Realizing that fear impacts any nonviolent actions that I use helps me to recognize my reactions to fear and move to minimize its effect so that I can be the one who takes the initiative rather than being immobilized by the fear that an “enemy” throws at me. What if we held a 50,000 person march from central Nigeria toward the northeast where Boko Haram is ensconced? It would attract heavy media coverage. Muslims and Christians would make up the marchers since both are about equally impacted by Boko Haram’s violence. Invite the Catholic archbishop, the Muslim Emir of Kano and Pope Francis to participate. Take the choir of ZME, the Muslim youth who protected the churches of Christians during Christmas celebrations and the Christian youth who protected the mosques during Muslim holy days. The message would be that together we desire a different and better future from what Boko Haram is creating. Invite them to help shape the future in ways that all benefit. Clearly a caliphate with no people, with wells containing dead bodies, destroyed homes, burned medical clinics and destroyed harvests does not lead to a workable future.
I carry tools that counteract fear too. The New Testament is full of tools that re-take the initiative for peace. Paul invites us to overcome evil with good. Jesus says to love our enemies, pray for those who misuse us, feed our enemies if they are hungry and give them something to drink if they are thirsty. He said that the peacemakers are blessed!
Sure, we could encourage Nigeria to do what the United States military did in Iraq and Afghanistan, Somalia and Libya, Syria and Yemen… I don’t wish that on Nigeria. I think we have much more effective tools at our disposal. The suggestions I have peppered through this writing may not be the ones for Nigeria but perhaps they can stimulate even better and more creative ideas for Nigerian peacemakers to use.

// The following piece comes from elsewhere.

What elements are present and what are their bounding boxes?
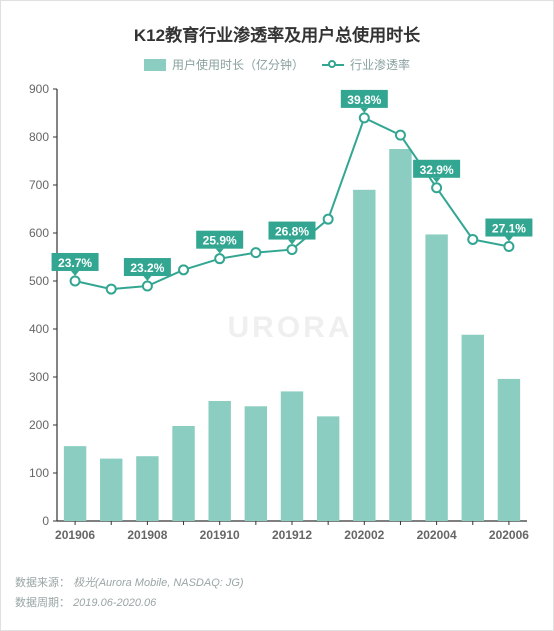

Ananias in Acts 9 is resistant to the prodding of Jesus because of his fear but finally agrees to lay hands on the Boko Haram leader of the early church. So Saul/Paul regains his sight and receives the Holy Spirit. He is transformed, as is Ananias. This Paul goes on to write about half of my New Testament. So where are the Ananiases in Nigeria who, in spite of their fear, will lay hands on the Sauls of Boko Haram? See, one needs to be close to them to do that — close enough to share some of Arlene’s donuts with Boko Haram.